1Institute for Electronic Systems, Aalborg University, Denmark.
Cytometry
|January 1, 1990
Summary
This study introduces a pattern recognition method for classifying chromosome band patterns using string representations and Markov networks. The approach achieves approximately 92% accuracy in identifying chromosome types from their band patterns.
Area of Science:
- Computational biology
- Genetics
- Pattern recognition
Background:
- Accurate classification of metaphase chromosome band patterns is crucial for genetic analysis.
- Existing methods may have limitations in handling complex pattern variations.
Purpose of the Study:
- To develop and evaluate a novel structural pattern recognition approach for chromosome band pattern analysis and classification.
- To assess the effectiveness of string representations and Markov network models for this task.
Main Methods:
- Representing chromosome band profiles as idealized, scaled density levels.
- Deriving string representations based on transitions between band density levels.
- Employing dynamic programming and data-driven inference to build Markov network models per chromosome class.
- Classifying chromosome types using the inferred Markov network models.
Main Results:
- The developed method achieved a recognition rate of approximately 92% on test data.
- The approach effectively builds Markov network models for classification without using centromere information.

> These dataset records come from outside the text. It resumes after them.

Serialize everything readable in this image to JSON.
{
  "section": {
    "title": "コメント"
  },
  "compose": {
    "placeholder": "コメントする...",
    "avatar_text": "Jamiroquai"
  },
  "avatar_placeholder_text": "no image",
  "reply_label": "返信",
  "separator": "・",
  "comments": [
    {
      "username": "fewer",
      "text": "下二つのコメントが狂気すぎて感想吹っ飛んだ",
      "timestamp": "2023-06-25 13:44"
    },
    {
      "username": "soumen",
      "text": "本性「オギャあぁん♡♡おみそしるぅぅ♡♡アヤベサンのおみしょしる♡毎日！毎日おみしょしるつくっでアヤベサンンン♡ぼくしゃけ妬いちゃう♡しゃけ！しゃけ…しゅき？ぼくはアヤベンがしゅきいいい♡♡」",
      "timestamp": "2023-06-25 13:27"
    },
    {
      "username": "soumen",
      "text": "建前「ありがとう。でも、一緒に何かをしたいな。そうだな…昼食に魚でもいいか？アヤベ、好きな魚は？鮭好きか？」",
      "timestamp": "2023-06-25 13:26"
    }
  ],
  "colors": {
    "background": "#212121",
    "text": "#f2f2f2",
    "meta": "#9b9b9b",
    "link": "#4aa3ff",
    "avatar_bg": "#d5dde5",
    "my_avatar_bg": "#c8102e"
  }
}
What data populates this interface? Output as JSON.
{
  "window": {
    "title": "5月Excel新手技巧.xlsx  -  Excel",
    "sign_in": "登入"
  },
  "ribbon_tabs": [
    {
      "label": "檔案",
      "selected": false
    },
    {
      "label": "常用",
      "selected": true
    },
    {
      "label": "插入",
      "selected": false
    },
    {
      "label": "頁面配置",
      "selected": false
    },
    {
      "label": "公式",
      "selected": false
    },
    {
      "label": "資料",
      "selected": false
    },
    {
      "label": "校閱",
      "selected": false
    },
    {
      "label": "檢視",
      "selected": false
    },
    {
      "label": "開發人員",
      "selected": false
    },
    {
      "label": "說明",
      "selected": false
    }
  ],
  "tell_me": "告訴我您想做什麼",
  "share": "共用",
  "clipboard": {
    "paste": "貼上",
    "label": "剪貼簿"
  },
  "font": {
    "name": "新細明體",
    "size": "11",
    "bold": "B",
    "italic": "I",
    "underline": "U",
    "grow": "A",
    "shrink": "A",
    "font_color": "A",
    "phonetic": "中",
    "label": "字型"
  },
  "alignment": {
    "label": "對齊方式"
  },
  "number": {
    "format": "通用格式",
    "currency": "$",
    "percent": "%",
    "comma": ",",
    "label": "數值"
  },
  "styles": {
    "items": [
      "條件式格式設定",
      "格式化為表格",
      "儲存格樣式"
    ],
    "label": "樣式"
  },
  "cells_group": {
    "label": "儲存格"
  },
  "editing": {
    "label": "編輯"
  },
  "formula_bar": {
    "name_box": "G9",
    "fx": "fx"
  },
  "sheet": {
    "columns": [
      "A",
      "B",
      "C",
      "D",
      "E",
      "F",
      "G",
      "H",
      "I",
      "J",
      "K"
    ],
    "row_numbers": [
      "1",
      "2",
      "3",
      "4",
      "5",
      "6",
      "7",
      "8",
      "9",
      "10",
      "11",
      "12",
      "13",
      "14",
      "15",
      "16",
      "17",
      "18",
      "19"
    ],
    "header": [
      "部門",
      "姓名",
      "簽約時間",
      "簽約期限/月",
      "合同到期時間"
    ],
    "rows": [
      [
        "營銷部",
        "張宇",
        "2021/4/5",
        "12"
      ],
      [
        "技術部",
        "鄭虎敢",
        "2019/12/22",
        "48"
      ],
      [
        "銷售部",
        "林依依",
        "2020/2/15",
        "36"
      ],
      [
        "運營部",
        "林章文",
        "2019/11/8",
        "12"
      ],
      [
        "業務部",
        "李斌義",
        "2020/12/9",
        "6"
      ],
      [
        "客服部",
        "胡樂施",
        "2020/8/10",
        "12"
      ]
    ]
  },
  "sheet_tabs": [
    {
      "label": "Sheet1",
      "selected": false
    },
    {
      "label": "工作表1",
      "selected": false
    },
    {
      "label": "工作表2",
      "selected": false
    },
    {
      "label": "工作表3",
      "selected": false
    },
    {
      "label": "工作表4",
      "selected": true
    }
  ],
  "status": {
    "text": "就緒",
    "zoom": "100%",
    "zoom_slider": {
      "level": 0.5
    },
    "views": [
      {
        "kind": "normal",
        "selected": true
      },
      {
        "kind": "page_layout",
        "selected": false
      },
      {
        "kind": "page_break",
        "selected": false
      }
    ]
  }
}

- Typewise normalization of class relationship measures improved classification performance and error distribution.
- Analysis showed efficient processing time, with one cell analyzed in under 1 minute.
Conclusions:
- The structural pattern recognition approach using string representations and Markov networks is effective for chromosome band pattern classification.
- The method demonstrates high accuracy and efficiency, offering a valuable tool for genetic analysis.
- Further investigation into classifier design and normalization schemes can optimize performance.